6. the method for claim 1, it is characterized in that, use in the process of the mixture of lipase treatment grease and glycerine, in described mixture, add Phospholipid hydrolase, described Phospholipid hydrolase is preferably phospholipase A1, Phospholipase A2, Phospholipase C and/or Phospholipid hydrolase enzyme D.

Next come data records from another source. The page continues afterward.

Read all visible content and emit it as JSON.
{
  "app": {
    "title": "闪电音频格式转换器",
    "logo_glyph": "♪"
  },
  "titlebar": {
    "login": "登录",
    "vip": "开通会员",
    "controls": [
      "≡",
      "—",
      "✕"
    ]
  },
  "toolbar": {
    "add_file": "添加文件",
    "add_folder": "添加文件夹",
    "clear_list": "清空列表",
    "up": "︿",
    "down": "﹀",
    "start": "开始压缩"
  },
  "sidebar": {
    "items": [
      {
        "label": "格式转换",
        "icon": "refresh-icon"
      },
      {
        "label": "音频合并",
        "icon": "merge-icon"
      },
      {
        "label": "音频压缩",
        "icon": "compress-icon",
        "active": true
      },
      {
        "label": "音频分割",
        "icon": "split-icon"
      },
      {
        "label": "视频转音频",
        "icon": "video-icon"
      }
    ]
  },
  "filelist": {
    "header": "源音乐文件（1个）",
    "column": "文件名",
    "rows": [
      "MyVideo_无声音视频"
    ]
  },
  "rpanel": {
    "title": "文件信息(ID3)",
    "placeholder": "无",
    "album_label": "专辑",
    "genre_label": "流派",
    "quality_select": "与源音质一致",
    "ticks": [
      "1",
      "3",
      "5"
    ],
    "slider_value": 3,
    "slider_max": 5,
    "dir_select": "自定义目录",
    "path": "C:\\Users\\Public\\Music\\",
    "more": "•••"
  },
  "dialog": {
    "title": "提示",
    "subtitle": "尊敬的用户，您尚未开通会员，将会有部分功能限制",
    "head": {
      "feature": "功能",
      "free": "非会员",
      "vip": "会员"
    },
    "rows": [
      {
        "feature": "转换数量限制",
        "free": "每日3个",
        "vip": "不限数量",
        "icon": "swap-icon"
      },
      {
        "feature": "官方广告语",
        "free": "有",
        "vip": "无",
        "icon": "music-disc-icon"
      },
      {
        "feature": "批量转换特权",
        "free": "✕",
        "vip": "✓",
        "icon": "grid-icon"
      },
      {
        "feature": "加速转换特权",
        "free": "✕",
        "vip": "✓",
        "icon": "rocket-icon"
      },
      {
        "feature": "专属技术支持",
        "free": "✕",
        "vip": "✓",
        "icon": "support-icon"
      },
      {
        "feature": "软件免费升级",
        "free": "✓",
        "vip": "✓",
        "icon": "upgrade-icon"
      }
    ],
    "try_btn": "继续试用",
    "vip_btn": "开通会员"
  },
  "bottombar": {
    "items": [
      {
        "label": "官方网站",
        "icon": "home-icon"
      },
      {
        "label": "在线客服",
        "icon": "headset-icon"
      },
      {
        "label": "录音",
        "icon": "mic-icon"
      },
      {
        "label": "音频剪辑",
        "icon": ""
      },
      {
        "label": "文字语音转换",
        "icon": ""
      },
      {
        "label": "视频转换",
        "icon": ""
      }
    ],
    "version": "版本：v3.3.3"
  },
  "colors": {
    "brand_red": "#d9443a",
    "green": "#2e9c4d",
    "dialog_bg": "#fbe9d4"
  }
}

7. the method according to any one of claim 1-6, it is characterized in that, described grease is animal grease and/or Vegetable oil lipoprotein, preferred Vegetable oil lipoprotein is Rice oil, sunflower seed oil, plam oil, palm-kernel oil, peanut oil, rapeseed oil, soybean oil, linseed oil, Oleum Gossypii semen, safflower oil, Purple Perilla Seed Oil, tea-seed oil, Castor oil, jojoba oil, sweet oil, oleum theobromatis, tallowseed oil, almond oil, Prunus amygdalus oil, bancoul nuts oil, rubber seed oil, maize germ, wheat germ oil, sesame seed oil, seed of Radix Oenotherae erythrosepalae oil, hazelnut oil, Semen Cucurbitae oil, Walnut oil., raisin seed oil, linseed oil, borage seed oil, Seabuckthorm Seed Oil, tomato seed oil, macadimia nut oil, one or more in Oleum Cocois, preferred animal grease is tallow, lard, sheep oil, chicken fat, fish oil, seal oil, whale oil, porpoise oil, oyster sauce, one or more in lanolin.

8. polished fat prepared by the method according to any one of claim 1-7.

9. polished fat as claimed in claim 7, is characterized in that, described polished fat is also through decolouring and/or deodorization process, and preferably, described polished fat is also through alkali refining process.